O Senado Federal aprovou nesta quarta-feira (25) o projeto que amplia a composição da Câmara dos Deputados de 513 para 531 parlamentares, medida que entrará em vigor após as eleições de 2026. A proposta foi aprovada por 41 votos a favor e 33 contra, mas, como sofreu alterações, retornará à Câmara para nova análise.
Apesar da expansão de 18 vagas, o texto aprovado impõe uma trava fiscal: os custos operacionais da Câmara deverão permanecer inalterados entre 2027 e 2030. Essa limitação inclui proibição de aumento em verbas de gabinete, cotas parlamentares, passagens aéreas e auxílio-moradia, autorizando apenas a correção monetária anual.
Segundo o relator da proposta, senador Marcelo Castro (MDB-PI), o ajuste não trará impacto financeiro adicional. “Não haverá impacto orçamentário de nenhum centavo”, garantiu.
No entanto, parte dos senadores discordou da avaliação. Eduardo Girão (Novo-CE) alertou para os efeitos colaterais da medida. “Sabemos que haverá impacto. Não se trata apenas de salários, mas de toda a estrutura envolvida. E ninguém vai abrir mão de suas emendas para acomodar os novos parlamentares”, criticou.
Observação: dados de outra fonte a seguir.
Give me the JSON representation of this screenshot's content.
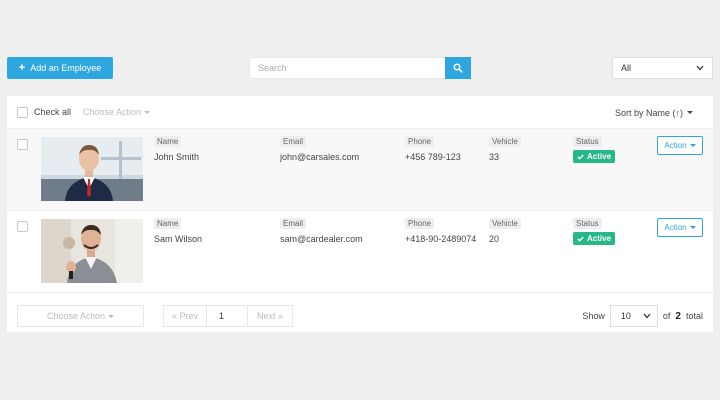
{
  "toolbar_top": {
    "add_label": "Add an Employee",
    "search_placeholder": "Search",
    "filter_value": "All"
  },
  "list_header": {
    "check_all_label": "Check all",
    "choose_action_label": "Choose Action",
    "sort_label": "Sort by Name (↑)"
  },
  "columns": {
    "name": "Name",
    "email": "Email",
    "phone": "Phone",
    "vehicle": "Vehicle",
    "status": "Status"
  },
  "employees": [
    {
      "name": "John Smith",
      "email": "john@carsales.com",
      "phone": "+456 789-123",
      "vehicle": "33",
      "status": "Active",
      "action": "Action"
    },
    {
      "name": "Sam Wilson",
      "email": "sam@cardealer.com",
      "phone": "+418-90-2489074",
      "vehicle": "20",
      "status": "Active",
      "action": "Action"
    }
  ],
  "footer": {
    "choose_action_label": "Choose Action",
    "prev_label": "« Prev",
    "page_value": "1",
    "next_label": "Next »",
    "show_label": "Show",
    "per_page_value": "10",
    "of_label": "of",
    "total_pages": "2",
    "total_label": "total"
  },
  "colors": {
    "accent": "#2ea6df",
    "status_active": "#27b88a"
  },
  "icons": {
    "add": "plus-icon",
    "search": "search-icon",
    "status": "check-icon",
    "dropdown": "chevron-down-icon"
  }
}
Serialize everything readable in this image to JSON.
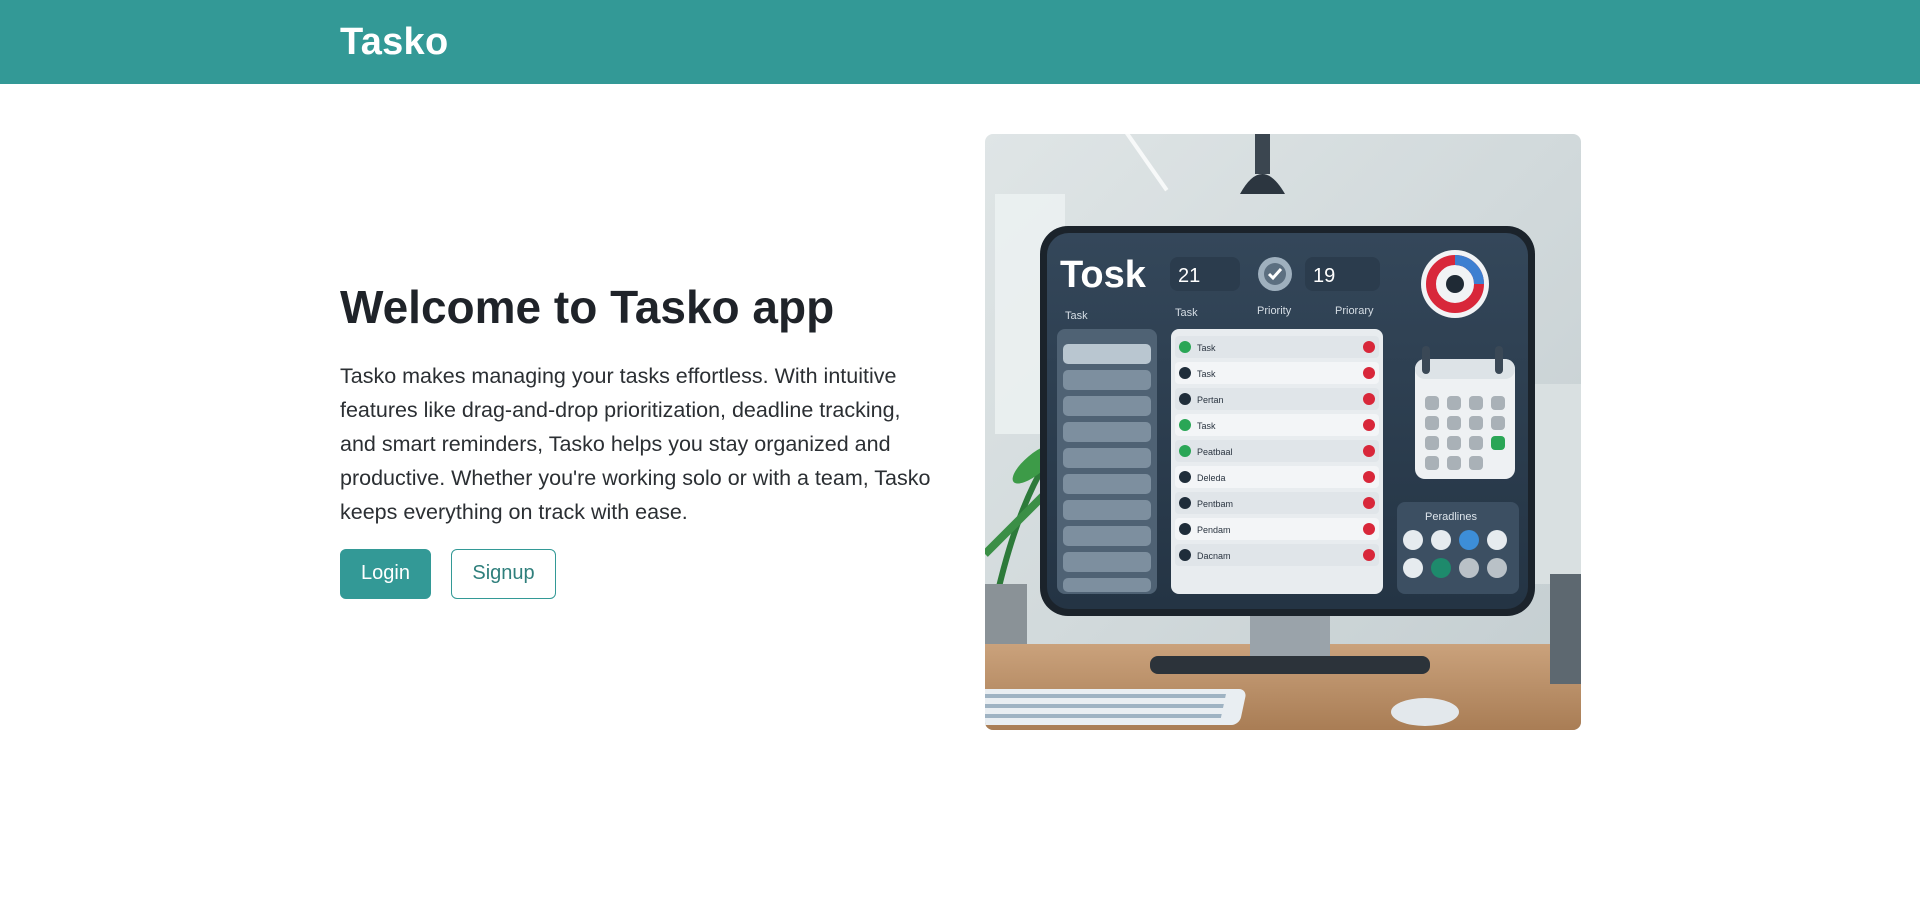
{
  "navbar": {
    "brand": "Tasko"
  },
  "hero": {
    "title": "Welcome to Tasko app",
    "description": "Tasko makes managing your tasks effortless. With intuitive features like drag-and-drop prioritization, deadline tracking, and smart reminders, Tasko helps you stay organized and productive. Whether you're working solo or with a team, Tasko keeps everything on track with ease.",
    "login_label": "Login",
    "signup_label": "Signup"
  },
  "illustration": {
    "screen_title": "Tosk",
    "counter_a": "21",
    "counter_b": "19",
    "col_task": "Task",
    "col_priority": "Priority",
    "col_priority2": "Priorary",
    "sidebar_title": "Task",
    "row_labels": [
      "Task",
      "Task",
      "Pertan",
      "Task",
      "Peatbaal",
      "Deleda",
      "Pentbam",
      "Pendam",
      "Dacnam"
    ],
    "deadlines_label": "Peradlines"
  },
  "colors": {
    "brand": "#339996",
    "text": "#212529"
  }
}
Uma das modificações promovidas pelos senadores foi a exclusão da previsão de auditoria do Tribunal de Contas da União (TCU) sobre os dados utilizados para justificar a redistribuição. Também foi retirada a possibilidade de impugnação por parte de partidos políticos ou estados.
Redistribuição baseada no Censo
A distribuição das novas cadeiras será feita com base nos resultados dos censos demográficos do IBGE. Fica proibido o uso de estimativas ou dados amostrais. A próxima atualização de representação parlamentar será feita com os números do Censo de 2030.
A iniciativa atende a uma determinação do Supremo Tribunal Federal (STF), que ordenou ao Congresso a aprovação de uma lei até 30 de junho de 2025 para realinhar o número de deputados de acordo com o tamanho populacional de cada unidade da federação. A Constituição estabelece que essa adequação ocorra antes de cada eleição.
A última atualização proporcional ocorreu em 1993. Desde então, mudanças na demografia não foram refletidas na composição legislativa. O texto aprovado evitou a redução de cadeiras em estados que perderiam representação com base na regra proporcional — como Rio de Janeiro, Bahia, Paraíba, Piauí e Rio Grande do Sul — e optou por aumentar o número total de deputados.
Estados que ganharão mais representação na Câmara:
-
Pará: +4 deputados
-
Santa Catarina: +4 deputados
-
Amazonas: +2 deputados
-
Rio Grande do Norte: +2 deputados
-
Mato Grosso: +2 deputados
-
Ceará: +1 deputado
-
Goiás: +1 deputado
-
Minas Gerais: +1 deputado
-
Paraná: +1 deputado
Efeito cascata nos Legislativos estaduais
A ampliação na Câmara dos Deputados também impactará as Assembleias Legislativas estaduais. Conforme previsto na Constituição, cada estado deve ter número de deputados estaduais correspondente ao triplo de sua representação federal até o limite de 36, mais a diferença entre os deputados federais e 12.
Exemplo: o Acre, com 8 deputados federais, possui 24 estaduais. Já São Paulo, com 70 federais, tem 94 estaduais (36 + 58).
A aprovação do projeto representa um avanço na atualização do sistema representativo, mas reacende o debate sobre os custos e a eficiência do Legislativo brasileiro.